Because of the mapping of code instructions, the entire virtual address space cannot be used entirely by IPv4 addresses, so what is the solution?

Now that you have learned to think, why do you have to copy it completely? Direct use of MMU facilities? This idea is too crazy, but also proves that thinkers are too lazy! Admittedly, you can use a set of facilities in the virtual MMU with virtualization support, but this only means that you are proficient in the hardware itself. Why not build your own soft MMU?

There is no doubt that the construction of the DxR routing table is compact and subtle, it does not expect to use off-the-shelf MMU, but adds a dichotomy to it, which is a good compromise simulation, and I can do the same. I don't expect this matching algorithm to simulate MMU itself to be fast, but I want to learn the idea of DxR, even if a compact data structure is used to improve the utilization of CPU Cache, as much as possible to Cache the results to CPU instead of sending requests to the bus! What can I do if I completely use the system's hardware MMU? Can I use its TLB? If not, what's the point? Do you know what it means to hit TLB? Did you know that most MMU addressing operations are basically hit in TLB instead of looking up the page table directly? TLB is a kind of Cache! Therefore, simulating MMU is not the fundamental goal, using Cache is the king!

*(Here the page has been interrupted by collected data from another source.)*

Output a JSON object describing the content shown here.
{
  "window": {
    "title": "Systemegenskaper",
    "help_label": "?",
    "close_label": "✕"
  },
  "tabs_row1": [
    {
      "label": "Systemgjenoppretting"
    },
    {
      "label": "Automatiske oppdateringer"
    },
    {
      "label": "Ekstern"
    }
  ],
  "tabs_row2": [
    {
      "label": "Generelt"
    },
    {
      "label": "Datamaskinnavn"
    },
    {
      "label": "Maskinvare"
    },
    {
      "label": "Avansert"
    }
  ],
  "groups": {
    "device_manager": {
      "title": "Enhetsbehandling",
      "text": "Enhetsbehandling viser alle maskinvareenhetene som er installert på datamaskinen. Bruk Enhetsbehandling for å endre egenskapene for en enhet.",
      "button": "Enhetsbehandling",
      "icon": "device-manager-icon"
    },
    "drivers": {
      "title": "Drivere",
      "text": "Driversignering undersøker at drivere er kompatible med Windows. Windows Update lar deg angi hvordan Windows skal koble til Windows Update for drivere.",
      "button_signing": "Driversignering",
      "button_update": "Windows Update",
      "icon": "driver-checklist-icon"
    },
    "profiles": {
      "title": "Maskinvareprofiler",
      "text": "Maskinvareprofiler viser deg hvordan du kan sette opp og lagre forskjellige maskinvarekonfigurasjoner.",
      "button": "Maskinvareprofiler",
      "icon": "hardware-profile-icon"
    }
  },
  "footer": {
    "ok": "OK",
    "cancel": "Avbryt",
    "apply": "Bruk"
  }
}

We know that CPU Cache (including TLB) can be hit with considerable frequency because of the locality of memory addressing! For IP addresses, does this locality exist? Imagine that multiple data packets belonging to a data stream will continue to pass, and the packets of different data streams will pass through the wrong peaks, and you will know that the locality principle is a universal principle. Traffic engineering on core paths is path-based, while QoS is application-based, and this principle of classification promotes locality rather than offsets it! After all, classification, what is classification? This is a philosophical question. 2000 years since Plato, people are still debating whether classification is for aggregation or hashing.

This is a harvest during the Spring Festival of the year of the Goat. I compared MMU and simulated MMU. Another harvest is that I read a lot of history books and watched several movies, including a decent horror movie "resentful Spirit", which talks about history in Shaoxing Lanting.

Welcome to subscribe "Shulou Technology Information " to get latest news, interesting things and hot topics in the IT industry, and controls the hottest and latest Internet news, technology news and IT industry trends.

*The comments in the above article only represent the author's personal views and do not represent the views and positions of this website. If you have more insights, please feel free to contribute and share.